In Lore of the Chinese Lute Van Gulik discusses in some detail the qin's value as an antique, describing how it is more than just an art object; indeed, it was often referred to as a sacred object, even as a living object.

Today the qin has again become a collector's item, often prized more for its appearance or prestige than for the music it can produce. A side effect of this is the number of instruments held by private collectors who do not play the instrument, making it more difficult for a player who is not wealthy to acquire an instrument. The problem is exacerbated by the number of ancient instruments destroyed during the Cultural Revolution.

Qins in such collections might well be said to be in captivity.

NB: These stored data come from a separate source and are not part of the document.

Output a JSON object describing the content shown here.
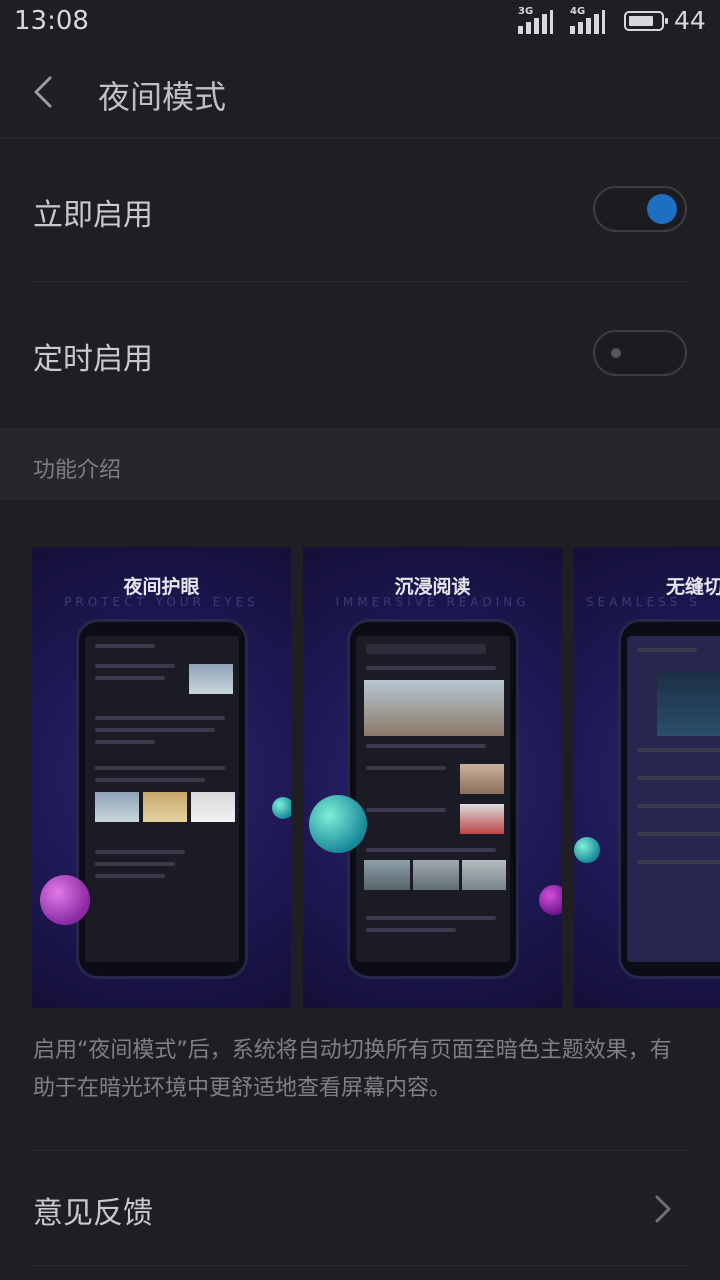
{
  "status_bar": {
    "time": "13:08",
    "network_1": "3G",
    "network_2": "4G",
    "battery": "44"
  },
  "header": {
    "title": "夜间模式"
  },
  "settings": {
    "enable_now": {
      "label": "立即启用",
      "enabled": true
    },
    "scheduled": {
      "label": "定时启用",
      "enabled": false
    }
  },
  "section": {
    "title": "功能介绍"
  },
  "cards": [
    {
      "title": "夜间护眼",
      "subtitle": "PROTECT YOUR EYES"
    },
    {
      "title": "沉浸阅读",
      "subtitle": "IMMERSIVE READING"
    },
    {
      "title": "无缝切",
      "subtitle": "SEAMLESS S"
    }
  ],
  "description": "启用“夜间模式”后，系统将自动切换所有页面至暗色主题效果，有助于在暗光环境中更舒适地查看屏幕内容。",
  "feedback": {
    "label": "意见反馈"
  },
  "colors": {
    "accent": "#1d6fc4",
    "background": "#1f1f23"
  }
}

Museums, on the other hand, can perform a worthy service in preserving qins and increasing knowledge of and interest in them, but this depends on museum policy. Do they keep the instrument in a good condition? Do they have an intelligent policy about allowing the instrument to be played? Or are they also simply keeping it in captivity?

Here are some of my own biases in considering whether a museum qin is in captivity.

  1. Has the museum made an attempt to document the sound the qin can create?

    A qin player of course understands this easily: how can even an art museum ignore the purpose for which the instrument was made? But many museums seem unconcerned about this.

  2. Is it properly stored and/or displayed?

    According to tradition, a qin is best kept in a moderate climate, not wrapped up, hanging vertically. Direct sun or sudden climate changes can cause damage. Wrapping keeps the instrument from "breathing". Horizontal storage, with the long board resting on the two legs and/or the tuning pegs, will eventually lead to curvature of the playing surface, making the instrument unplayable; museums are particularly lax about this.

  3. Does it have silk strings?

    Metal strings, which are used today by everyone in China, were introduced only during the Cultural Revolution. They are thus inappropriate for museum display of antique instruments. In addition, metal strings can cause damage to old instruments. For example, they are often strung tighter than silk strings can be, creating stress on the wood. And players who use metal strings report that they have to re-lacquer the instrument more often than on qins with silk strings -- particularly if the qin lacquering is antique.

    Lacking silk strings it would be better for the museum to follow the Daoist concept of a qin with no strings. For an antique instrument, metal strings are the musical equivalent of iron bars.

  4. Is it kept in, or returned to, good condition?

    If the qin is not in playing condition, to what extent can the museum do repairs? Some instruments might be in such bad condition that they cannot be repaired, and insensitive repair can result in further damage. I have seen instruments in private collections which have had the ancient lacquer replaced by shiny new lacquer which looks totally inappropriate.

    On the other hand, old qins were generally played for centuries, undergoing repair at various times. Some of the antique "repair" was also inappropriate.

Museums should play a leading role in helping set proper guidelines for restoration of antique qins.